Home | About | Sematext search-lucene.com search-hadoop.com
 Search Hadoop and all its subprojects:

Switch to Threaded View
Accumulo, mail # user - increase "running scans" in monitor?


Copy link to this message
-
increase "running scans" in monitor?
Marc Reichman 2013-04-02, 14:56
Hello,

I am running a accumulo-based MR job using the AccumuloRowInputFormat on
1.4.1. Config is more-or-less default, using the native-standalone 3GB
template, but with the TServer memory put up to 2GB in accumulo-env.sh from
its default. accumulo-site.xml has tserver.memory.maps.max at 1G,
tserver.cache.data.size at 50M, and tserver.cache.index.size at 512M.

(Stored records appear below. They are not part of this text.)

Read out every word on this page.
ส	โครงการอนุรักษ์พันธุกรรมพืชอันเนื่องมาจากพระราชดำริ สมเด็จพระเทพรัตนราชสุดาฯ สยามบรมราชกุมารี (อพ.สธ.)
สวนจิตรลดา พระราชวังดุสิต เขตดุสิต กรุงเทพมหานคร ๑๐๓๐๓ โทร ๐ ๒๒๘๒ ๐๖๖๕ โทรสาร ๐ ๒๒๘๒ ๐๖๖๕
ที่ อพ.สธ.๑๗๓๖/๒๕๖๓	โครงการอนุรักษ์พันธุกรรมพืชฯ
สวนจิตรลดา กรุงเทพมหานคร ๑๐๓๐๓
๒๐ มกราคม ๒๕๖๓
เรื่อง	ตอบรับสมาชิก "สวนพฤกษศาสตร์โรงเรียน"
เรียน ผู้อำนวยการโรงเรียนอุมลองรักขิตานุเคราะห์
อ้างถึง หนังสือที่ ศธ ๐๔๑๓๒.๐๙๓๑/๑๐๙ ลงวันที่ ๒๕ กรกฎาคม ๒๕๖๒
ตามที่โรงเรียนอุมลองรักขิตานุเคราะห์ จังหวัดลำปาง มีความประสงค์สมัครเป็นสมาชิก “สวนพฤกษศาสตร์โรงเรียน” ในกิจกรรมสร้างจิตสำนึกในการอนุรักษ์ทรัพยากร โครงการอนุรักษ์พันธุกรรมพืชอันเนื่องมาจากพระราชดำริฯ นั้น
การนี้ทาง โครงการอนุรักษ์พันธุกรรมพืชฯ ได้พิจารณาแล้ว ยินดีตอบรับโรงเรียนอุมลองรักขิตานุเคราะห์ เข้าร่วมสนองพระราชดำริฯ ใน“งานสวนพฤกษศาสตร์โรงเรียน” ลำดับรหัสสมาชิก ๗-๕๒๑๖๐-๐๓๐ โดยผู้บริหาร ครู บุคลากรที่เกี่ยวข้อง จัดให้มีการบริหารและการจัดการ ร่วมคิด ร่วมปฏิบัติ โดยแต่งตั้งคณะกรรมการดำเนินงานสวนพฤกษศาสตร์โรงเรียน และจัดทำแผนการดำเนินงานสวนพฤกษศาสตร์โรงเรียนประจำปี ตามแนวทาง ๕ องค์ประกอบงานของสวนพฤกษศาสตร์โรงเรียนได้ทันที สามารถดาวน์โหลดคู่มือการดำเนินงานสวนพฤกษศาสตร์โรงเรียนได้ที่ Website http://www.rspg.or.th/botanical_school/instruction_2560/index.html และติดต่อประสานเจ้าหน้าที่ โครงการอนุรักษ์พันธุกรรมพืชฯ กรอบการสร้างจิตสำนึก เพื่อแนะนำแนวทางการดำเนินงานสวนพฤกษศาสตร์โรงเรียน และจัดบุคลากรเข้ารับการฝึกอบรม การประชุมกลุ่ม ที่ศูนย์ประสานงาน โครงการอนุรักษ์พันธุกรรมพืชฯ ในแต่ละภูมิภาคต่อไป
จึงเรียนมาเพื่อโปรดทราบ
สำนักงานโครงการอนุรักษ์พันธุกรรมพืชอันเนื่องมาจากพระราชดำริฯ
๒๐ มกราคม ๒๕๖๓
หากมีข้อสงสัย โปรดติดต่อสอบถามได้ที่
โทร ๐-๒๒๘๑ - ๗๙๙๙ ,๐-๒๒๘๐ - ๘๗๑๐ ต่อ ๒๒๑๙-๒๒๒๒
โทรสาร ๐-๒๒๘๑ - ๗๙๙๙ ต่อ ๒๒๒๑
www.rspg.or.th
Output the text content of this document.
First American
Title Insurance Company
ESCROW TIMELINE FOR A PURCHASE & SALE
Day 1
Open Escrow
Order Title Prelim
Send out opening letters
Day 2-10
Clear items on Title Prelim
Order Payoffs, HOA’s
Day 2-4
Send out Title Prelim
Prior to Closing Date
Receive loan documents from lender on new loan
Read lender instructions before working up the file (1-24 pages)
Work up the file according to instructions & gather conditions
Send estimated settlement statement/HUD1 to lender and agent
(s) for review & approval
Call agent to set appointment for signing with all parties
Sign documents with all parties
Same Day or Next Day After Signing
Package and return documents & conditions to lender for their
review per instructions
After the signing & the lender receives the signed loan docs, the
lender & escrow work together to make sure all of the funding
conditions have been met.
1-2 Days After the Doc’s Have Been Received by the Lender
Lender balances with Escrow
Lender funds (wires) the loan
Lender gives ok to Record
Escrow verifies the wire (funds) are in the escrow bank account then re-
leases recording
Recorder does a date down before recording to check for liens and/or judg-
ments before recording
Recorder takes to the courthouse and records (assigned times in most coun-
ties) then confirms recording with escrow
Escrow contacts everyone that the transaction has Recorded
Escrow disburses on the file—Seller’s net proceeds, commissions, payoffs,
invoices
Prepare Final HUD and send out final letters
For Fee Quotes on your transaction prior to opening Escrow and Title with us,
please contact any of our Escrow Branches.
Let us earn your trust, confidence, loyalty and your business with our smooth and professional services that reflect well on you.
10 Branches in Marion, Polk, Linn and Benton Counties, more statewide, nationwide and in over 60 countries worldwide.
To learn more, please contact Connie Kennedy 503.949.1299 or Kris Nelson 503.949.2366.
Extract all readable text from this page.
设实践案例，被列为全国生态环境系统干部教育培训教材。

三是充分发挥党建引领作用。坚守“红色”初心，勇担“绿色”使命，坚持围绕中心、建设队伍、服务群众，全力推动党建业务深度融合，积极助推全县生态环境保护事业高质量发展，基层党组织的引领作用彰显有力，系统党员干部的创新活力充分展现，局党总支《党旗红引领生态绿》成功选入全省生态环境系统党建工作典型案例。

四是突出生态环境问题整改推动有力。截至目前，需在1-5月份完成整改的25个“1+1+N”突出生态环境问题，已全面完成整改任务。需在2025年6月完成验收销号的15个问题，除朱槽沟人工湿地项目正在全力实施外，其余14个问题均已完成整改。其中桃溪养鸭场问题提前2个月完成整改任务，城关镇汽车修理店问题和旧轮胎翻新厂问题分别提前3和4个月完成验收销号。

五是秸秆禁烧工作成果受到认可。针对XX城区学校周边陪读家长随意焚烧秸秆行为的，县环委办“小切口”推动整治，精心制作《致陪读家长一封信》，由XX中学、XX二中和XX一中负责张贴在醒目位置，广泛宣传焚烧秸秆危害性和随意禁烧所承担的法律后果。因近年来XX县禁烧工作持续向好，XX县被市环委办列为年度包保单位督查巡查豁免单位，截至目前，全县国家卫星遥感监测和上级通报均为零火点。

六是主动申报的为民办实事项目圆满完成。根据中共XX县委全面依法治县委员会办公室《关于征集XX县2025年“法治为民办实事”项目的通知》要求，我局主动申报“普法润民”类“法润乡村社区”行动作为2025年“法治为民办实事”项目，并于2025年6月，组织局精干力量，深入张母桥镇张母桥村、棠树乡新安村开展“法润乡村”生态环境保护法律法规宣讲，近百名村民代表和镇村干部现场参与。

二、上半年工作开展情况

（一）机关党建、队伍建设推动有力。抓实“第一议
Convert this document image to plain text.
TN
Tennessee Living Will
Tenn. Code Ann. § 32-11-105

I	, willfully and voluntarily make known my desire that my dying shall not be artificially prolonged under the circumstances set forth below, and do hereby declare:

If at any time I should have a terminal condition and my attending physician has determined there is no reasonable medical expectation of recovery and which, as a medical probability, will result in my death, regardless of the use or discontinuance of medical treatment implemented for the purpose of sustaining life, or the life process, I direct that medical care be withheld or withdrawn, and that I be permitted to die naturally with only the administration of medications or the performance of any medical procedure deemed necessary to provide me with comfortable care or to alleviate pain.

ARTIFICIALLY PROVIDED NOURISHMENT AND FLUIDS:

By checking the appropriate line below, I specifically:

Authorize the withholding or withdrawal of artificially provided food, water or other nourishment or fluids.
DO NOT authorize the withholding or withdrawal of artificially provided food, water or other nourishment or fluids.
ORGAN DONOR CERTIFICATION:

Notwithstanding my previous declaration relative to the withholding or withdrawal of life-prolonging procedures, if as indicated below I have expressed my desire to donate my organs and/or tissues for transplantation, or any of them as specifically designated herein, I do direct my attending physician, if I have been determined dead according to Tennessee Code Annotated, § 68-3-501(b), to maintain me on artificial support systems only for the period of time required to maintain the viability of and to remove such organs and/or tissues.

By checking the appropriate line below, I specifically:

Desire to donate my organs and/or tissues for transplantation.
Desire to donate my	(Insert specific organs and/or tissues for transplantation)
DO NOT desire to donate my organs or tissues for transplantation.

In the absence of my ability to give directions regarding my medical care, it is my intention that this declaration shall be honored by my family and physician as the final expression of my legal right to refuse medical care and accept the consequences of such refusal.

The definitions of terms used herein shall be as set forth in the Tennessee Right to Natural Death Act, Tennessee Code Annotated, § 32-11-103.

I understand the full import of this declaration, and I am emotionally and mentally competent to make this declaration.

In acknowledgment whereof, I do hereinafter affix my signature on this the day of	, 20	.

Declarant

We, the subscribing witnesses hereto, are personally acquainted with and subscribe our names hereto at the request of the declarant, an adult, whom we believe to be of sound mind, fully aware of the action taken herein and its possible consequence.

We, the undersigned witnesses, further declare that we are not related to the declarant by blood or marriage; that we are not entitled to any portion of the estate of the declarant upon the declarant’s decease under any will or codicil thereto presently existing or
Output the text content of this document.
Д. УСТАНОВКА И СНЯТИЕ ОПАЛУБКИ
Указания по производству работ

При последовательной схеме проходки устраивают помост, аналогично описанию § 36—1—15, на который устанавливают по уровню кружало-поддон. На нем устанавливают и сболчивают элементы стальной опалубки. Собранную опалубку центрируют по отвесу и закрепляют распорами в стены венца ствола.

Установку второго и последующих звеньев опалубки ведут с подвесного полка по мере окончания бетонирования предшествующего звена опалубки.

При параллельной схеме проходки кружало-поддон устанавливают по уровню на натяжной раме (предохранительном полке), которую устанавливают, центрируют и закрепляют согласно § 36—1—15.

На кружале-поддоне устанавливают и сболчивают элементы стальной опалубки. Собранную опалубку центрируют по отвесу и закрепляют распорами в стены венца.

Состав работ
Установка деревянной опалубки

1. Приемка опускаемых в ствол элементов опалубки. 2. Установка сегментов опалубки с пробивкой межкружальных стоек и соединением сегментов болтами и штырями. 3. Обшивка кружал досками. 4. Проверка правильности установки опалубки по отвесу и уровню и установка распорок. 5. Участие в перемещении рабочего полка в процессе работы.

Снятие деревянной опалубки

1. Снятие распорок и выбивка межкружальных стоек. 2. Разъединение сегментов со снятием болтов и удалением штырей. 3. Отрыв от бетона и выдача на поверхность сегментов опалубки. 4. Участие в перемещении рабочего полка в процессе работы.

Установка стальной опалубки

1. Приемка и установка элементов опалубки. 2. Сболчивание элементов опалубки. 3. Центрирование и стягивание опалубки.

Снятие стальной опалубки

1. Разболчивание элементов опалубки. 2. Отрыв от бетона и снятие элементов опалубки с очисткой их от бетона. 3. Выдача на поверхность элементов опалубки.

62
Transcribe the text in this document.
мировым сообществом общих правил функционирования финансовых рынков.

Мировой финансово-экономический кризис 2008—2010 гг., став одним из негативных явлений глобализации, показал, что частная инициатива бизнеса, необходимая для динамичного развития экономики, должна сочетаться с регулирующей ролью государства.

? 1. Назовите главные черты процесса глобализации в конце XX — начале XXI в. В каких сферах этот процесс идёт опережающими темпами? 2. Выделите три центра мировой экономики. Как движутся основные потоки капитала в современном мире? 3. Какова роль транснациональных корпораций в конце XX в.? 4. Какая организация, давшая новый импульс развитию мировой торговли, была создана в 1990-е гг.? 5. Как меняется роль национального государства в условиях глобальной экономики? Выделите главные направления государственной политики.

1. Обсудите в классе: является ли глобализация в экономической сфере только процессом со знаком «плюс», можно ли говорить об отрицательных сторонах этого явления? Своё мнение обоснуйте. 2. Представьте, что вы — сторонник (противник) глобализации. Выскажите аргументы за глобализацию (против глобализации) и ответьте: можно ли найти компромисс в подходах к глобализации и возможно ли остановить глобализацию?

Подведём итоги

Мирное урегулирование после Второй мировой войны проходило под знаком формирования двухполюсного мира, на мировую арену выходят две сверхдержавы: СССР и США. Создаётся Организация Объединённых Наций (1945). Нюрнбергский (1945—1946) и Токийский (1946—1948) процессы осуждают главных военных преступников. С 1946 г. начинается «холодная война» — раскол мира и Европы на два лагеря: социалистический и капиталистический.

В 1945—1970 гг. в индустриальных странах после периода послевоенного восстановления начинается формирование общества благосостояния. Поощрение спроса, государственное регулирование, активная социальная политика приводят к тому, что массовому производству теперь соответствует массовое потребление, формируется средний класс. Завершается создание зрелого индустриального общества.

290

My tables are created with maxversions for all three types (scan, minc,
majc) at 1 and compress type as gz.

I am finding, on an 8 node test cluster with 64 map task slots, that when a
job is running, the 'Running Scans' count in the monitor is roughly 0-4 on
average for each tablet server. When viewed at the table view, this puts
the running scans anywhere from 4-24 on average. I would expect/hope the
scans to be somewhere close to the map task count. To me, this means one of
the following.
1. There is a configuration setting inhibiting the amount of scans from
accumulating (excuse the pun) to about the same amount as my map tasks
2. My map task job is cpu-intensive enough to introduce delays between
scans and everything is fine
3. Some combination of 1/2.

On an alternate cluster, 40 nodes with 320 task slots, we haven't seen
anywhere near full capacity scanning with map tasks which have the same
performance, and the problem seems much worse.

I am experimenting with some of the readahead configuration variables for
the tablet servers in the meantime, but haven't found any smoking guns yet.

Thank you,
Marc
--
http://saucyandbossy.wordpress.com